O Documento de Aparecida chama isso de Mudança de Época,
e para afirmar o seu sentido diz que não é apenas uma época de mudanças.
Isto significa dizer é que este momento é o momento de transição
de um conjunto de regras, costumes, valores, signos, estruturas e instituições
sob as quais nascemos e às quais nos acostumamos, para outro,
do qual nada sabemos, pois tudo está em processo de construção.

Tudo está em crise:
o Estado, a forma de democracia que temos, a sustentabilidade do Planeta Terra,
os símbolos todos, também os religiosos e, portanto, todas as religiões
e suas instituições, inclusive a nossa Igreja. A educação está em crise, e a família,
tão cara a muitos de nós, está em fase rápida de mudanças radicais.

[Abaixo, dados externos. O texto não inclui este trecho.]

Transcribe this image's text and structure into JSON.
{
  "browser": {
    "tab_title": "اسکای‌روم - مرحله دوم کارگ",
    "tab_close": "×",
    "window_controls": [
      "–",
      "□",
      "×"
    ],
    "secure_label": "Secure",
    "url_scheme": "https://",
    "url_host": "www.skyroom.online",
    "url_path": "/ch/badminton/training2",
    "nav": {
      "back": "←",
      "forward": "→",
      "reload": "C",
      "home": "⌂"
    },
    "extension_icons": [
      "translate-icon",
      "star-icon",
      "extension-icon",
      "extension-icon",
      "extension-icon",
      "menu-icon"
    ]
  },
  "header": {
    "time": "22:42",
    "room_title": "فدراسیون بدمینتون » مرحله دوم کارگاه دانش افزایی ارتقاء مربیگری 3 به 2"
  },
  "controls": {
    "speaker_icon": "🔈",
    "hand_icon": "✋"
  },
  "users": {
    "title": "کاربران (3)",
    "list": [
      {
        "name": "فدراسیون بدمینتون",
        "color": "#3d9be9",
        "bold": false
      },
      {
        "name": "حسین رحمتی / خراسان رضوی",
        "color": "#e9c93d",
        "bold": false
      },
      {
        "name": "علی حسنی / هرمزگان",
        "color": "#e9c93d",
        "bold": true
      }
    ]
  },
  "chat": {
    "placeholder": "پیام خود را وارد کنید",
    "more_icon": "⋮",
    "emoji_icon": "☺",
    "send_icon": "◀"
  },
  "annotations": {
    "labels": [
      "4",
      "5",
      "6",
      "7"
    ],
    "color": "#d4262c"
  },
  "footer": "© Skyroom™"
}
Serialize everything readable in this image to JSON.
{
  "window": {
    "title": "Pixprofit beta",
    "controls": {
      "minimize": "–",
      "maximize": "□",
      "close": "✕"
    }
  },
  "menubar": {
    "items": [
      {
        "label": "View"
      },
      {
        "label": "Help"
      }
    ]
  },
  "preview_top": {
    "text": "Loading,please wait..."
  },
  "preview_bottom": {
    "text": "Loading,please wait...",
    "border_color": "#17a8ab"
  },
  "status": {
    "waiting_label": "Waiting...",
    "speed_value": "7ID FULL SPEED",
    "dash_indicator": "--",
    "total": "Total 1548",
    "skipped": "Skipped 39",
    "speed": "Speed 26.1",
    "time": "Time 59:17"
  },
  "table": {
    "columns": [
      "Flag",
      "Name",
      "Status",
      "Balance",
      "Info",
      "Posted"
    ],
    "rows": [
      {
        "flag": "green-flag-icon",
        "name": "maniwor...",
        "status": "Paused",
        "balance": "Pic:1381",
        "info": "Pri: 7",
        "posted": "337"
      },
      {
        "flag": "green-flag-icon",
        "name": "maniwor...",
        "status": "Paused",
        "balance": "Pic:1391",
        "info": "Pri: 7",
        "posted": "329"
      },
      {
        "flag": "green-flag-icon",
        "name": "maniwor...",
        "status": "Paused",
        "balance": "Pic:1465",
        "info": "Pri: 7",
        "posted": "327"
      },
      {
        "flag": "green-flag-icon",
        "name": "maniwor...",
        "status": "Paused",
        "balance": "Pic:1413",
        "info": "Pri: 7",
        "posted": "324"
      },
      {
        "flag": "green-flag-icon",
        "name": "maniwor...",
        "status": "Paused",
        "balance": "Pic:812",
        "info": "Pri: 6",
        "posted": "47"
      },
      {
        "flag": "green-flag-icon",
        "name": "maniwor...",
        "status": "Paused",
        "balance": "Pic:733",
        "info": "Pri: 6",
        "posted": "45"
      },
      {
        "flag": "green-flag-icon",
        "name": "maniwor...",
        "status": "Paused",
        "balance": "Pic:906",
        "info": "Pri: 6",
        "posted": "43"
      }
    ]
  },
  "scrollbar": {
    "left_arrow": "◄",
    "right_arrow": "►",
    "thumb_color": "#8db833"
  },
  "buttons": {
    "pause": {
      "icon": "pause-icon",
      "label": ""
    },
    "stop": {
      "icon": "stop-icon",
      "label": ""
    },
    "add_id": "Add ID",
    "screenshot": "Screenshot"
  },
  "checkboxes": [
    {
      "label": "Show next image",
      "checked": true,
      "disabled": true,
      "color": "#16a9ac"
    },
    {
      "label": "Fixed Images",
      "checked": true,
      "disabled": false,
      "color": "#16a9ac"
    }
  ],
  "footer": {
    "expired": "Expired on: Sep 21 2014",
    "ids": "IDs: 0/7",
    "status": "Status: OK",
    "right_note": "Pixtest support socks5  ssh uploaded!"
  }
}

Está se forjando um novo paradigma civilizacional, com um novo conjunto de valores e instituições. Nada está ainda dado de concreto desse novo.
Mas sabemos que os valores da prática de Jesus devem estar presentes neste Novo.
E estes valores só farão parte do novo se nós os plantarmos lá.

Eis a nossa responsabilidade como cristãos e cristãs:
construirmos o Novo, nele plantando os valores que se originam
da prática e da palavra de Jesus, e que queremos chamar de Cristianismo.